The lambda is also used for S3 and for Cognito User Pool - anyone work out a similar workaround to avoid them as @svoychik nicely outlined for API GW?

[tonivdv]

@Mmarzex are you waiting for @svoychik to resolve the merge conflicts?

[smiley717]

Good to read here, any updates for this issue? @Mmarzex

[phongvuhyuet]

any update on this? we need this ASAP since Node.js 16 support in Lambda will end on June 12, 2024

[Mmarzex]

Hi everyone, this is now available in the v4.0 alpha

[Trav55555]

@Mmarzex will this be available in 3.x?

[jonasduever]

As of now, we cannot migrate to sls v4 (which is still in alpha!) until Jul 15, 2024. Probably others also have to see if they get "approval" for the sls v4 licensing changes or not, evaluate alternatives, adapt their code to v4 and test it, and so on.

Not merging this to v3 would shorten the deadline for all those decisions drastically, from "end of 2024" to "mid of July", and would force people to upgrade earlier than they actually can or should.

Please let us know what you plan to do with this PR - thanks!

[Trav55555]

As of now, we cannot migrate to sls v4 (which is still in alpha!) until Jul 15, 2024. Probably others also have to see if they get "approval" for the sls v4 licensing changes or not, evaluate alternatives, adapt their code to v4 and test it, and so on.

Not merging this to v3 would shorten the deadline for all those decisions drastically, from "end of 2024" to "mid of July", and would force people to upgrade earlier than they actually can or should.

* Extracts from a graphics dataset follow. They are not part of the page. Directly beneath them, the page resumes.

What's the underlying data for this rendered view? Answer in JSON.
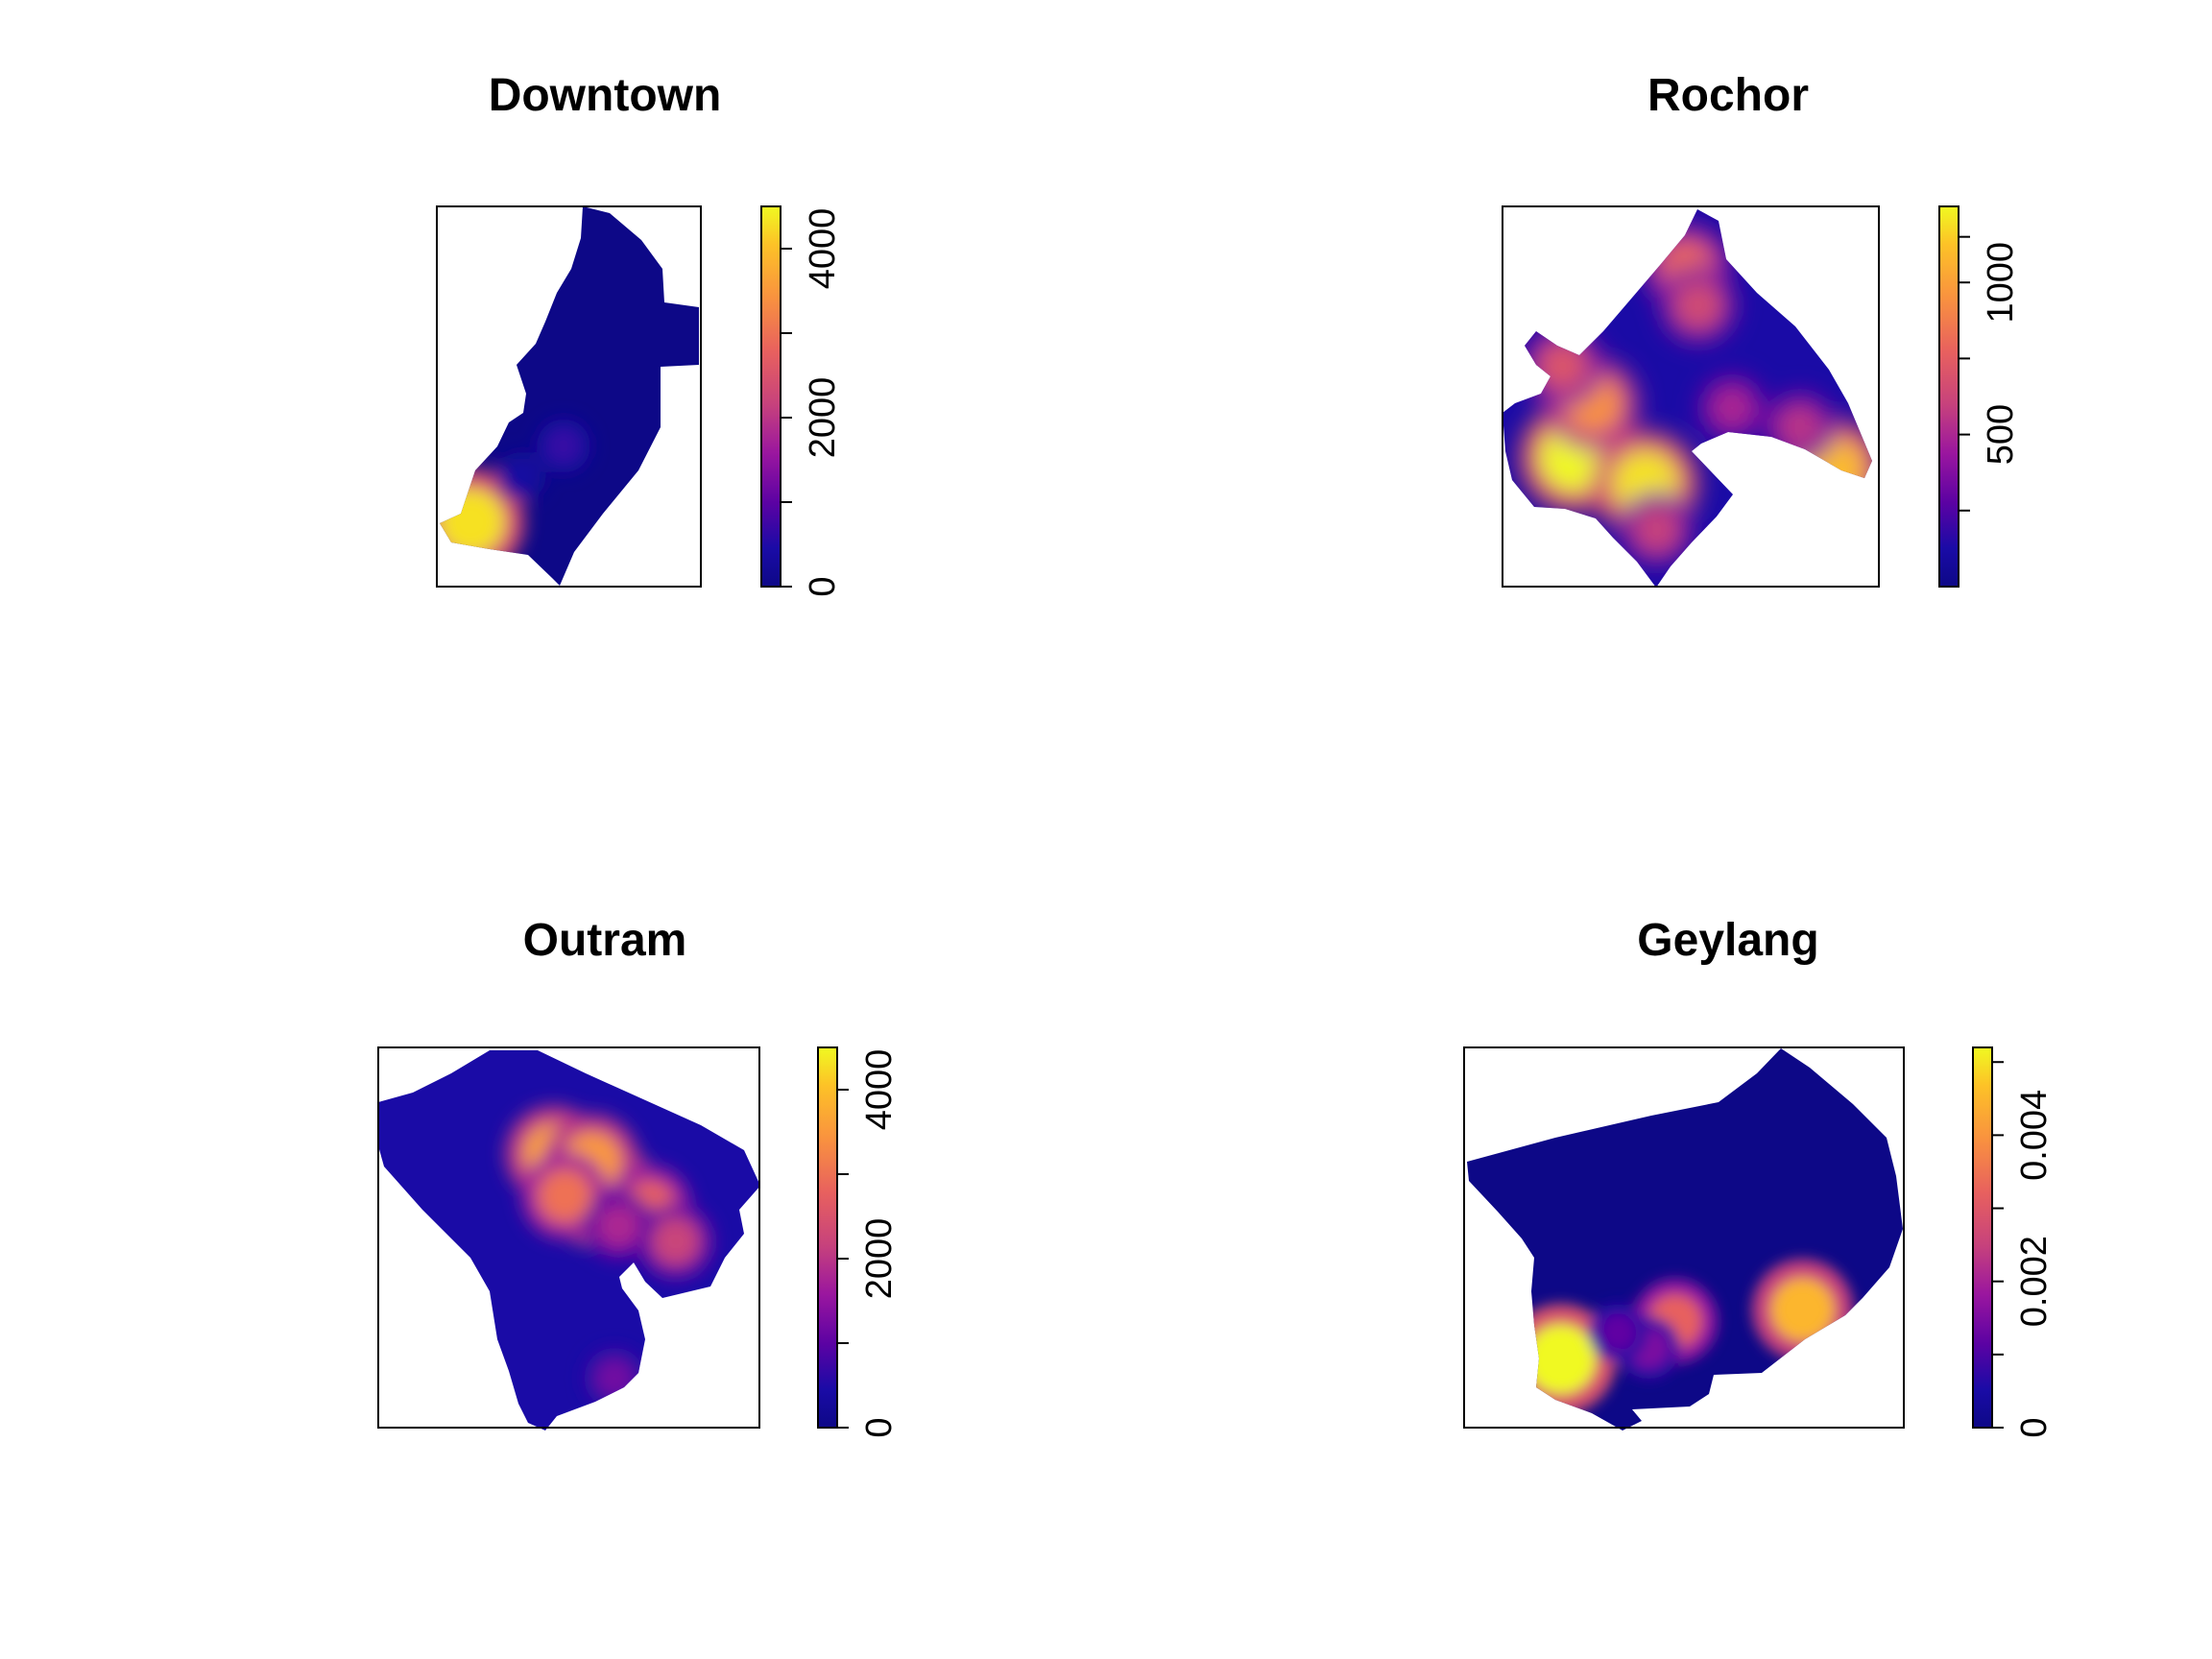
{
  "chart_data": [
    {
      "type": "heatmap",
      "title": "Downtown",
      "colorbar": {
        "range": [
          0,
          4500
        ],
        "ticks": [
          0,
          2000,
          4000
        ],
        "tick_labels": [
          "0",
          "2000",
          "4000"
        ],
        "minor_ticks": [
          1000,
          3000
        ]
      },
      "hotspots": [
        {
          "x": 0.13,
          "y": 0.83,
          "value": 4300
        },
        {
          "x": 0.48,
          "y": 0.63,
          "value": 700
        },
        {
          "x": 0.32,
          "y": 0.71,
          "value": 400
        }
      ]
    },
    {
      "type": "heatmap",
      "title": "Rochor",
      "colorbar": {
        "range": [
          0,
          1250
        ],
        "ticks": [
          500,
          1000
        ],
        "tick_labels": [
          "500",
          "1000"
        ],
        "minor_ticks": [
          250,
          750,
          1150
        ]
      },
      "hotspots": [
        {
          "x": 0.19,
          "y": 0.66,
          "value": 1250
        },
        {
          "x": 0.38,
          "y": 0.73,
          "value": 1200
        },
        {
          "x": 0.24,
          "y": 0.52,
          "value": 950
        },
        {
          "x": 0.88,
          "y": 0.69,
          "value": 1100
        },
        {
          "x": 0.49,
          "y": 0.16,
          "value": 800
        },
        {
          "x": 0.52,
          "y": 0.26,
          "value": 650
        },
        {
          "x": 0.61,
          "y": 0.53,
          "value": 500
        },
        {
          "x": 0.16,
          "y": 0.42,
          "value": 700
        },
        {
          "x": 0.41,
          "y": 0.85,
          "value": 600
        },
        {
          "x": 0.79,
          "y": 0.58,
          "value": 550
        }
      ]
    },
    {
      "type": "heatmap",
      "title": "Outram",
      "colorbar": {
        "range": [
          0,
          4500
        ],
        "ticks": [
          0,
          2000,
          4000
        ],
        "tick_labels": [
          "0",
          "2000",
          "4000"
        ],
        "minor_ticks": [
          1000,
          3000
        ]
      },
      "hotspots": [
        {
          "x": 0.58,
          "y": 0.38,
          "value": 4500
        },
        {
          "x": 0.46,
          "y": 0.28,
          "value": 3600
        },
        {
          "x": 0.56,
          "y": 0.3,
          "value": 3500
        },
        {
          "x": 0.49,
          "y": 0.39,
          "value": 3000
        },
        {
          "x": 0.71,
          "y": 0.42,
          "value": 2800
        },
        {
          "x": 0.78,
          "y": 0.51,
          "value": 2200
        },
        {
          "x": 0.63,
          "y": 0.47,
          "value": 1800
        },
        {
          "x": 0.62,
          "y": 0.87,
          "value": 1200
        }
      ]
    },
    {
      "type": "heatmap",
      "title": "Geylang",
      "colorbar": {
        "range": [
          0,
          0.0052
        ],
        "ticks": [
          0,
          0.002,
          0.004
        ],
        "tick_labels": [
          "0",
          "0.002",
          "0.004"
        ],
        "minor_ticks": [
          0.001,
          0.003,
          0.005
        ]
      },
      "hotspots": [
        {
          "x": 0.22,
          "y": 0.82,
          "value": 0.0052
        },
        {
          "x": 0.77,
          "y": 0.69,
          "value": 0.0045
        },
        {
          "x": 0.48,
          "y": 0.72,
          "value": 0.0032
        },
        {
          "x": 0.42,
          "y": 0.79,
          "value": 0.0015
        },
        {
          "x": 0.35,
          "y": 0.75,
          "value": 0.0012
        }
      ]
    }
  ]
}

Please let us know what you plan to do with this PR - thanks!

Same issue here

[sergioissi]

Are there any updates on this PR @Mmarzex @medikoo @eahefnawy ? we are 2 months away from the deadline on Aws. since v4 is still in alpha it would be useful to have it on v3

thank you guys for all!

[medikoo]

@sergioissi thanks for asking. I'm personally no longer with Serverless Inc. and I don't have the necessary rights to approve and push any work here. I believe @eahefnawy @ac360 and @Mmarzex are the right contacts for that

[wesyoung]

FYSA- #12133 (comment)

(local plugins style work-around, EDIT: to at-least get rid of notice for existing stacks-)

[jonasduever]

Update from AWS:

Runtime deprecation for Node.js 16
In response to customer feedback, AWS is delaying the deprecation of the Node.js 16 runtime until 9 months after the end of community LTS. The Node.js 16 runtime will be deprecated on the date provided in the Supported Runtimes table. As stated in the preceding note, between the end of LTS on September 11, 2023 and the deprecation date, Lambda will only apply OS patches to the runtime. No security patches for the language runtime will be applied during this period.

Delaying the deprecation of Node.js 16 gives customers using this runtime the opportunity to migrate their functions directly to Node.js 20, skipping Node.js 18.

(Don't get me wrong - this is not a reason not to include this PR into v3! There won't be any Node.js security patches for example. Just wanted to let you know about the update.)

[roland-pep]

we're still waiting for this

[xoapit]

Are there any plans to merge this PR? @Mmarzex

[pd-alex]

+1

[xoapit]

Because @svoychik is not available to resolve conflicts so I have recreated a new PR, pls review and merge it #12445 @Mmarzex @eahefnawy @ac360

[mdchrist]

Can we get an update on this?

[ValeryP]

Any updates, guys @eahefnawy @ac360 and @Mmarzex?

[wayne-t]

Are we able to merge it now? 6/12 is only 2 weeks away.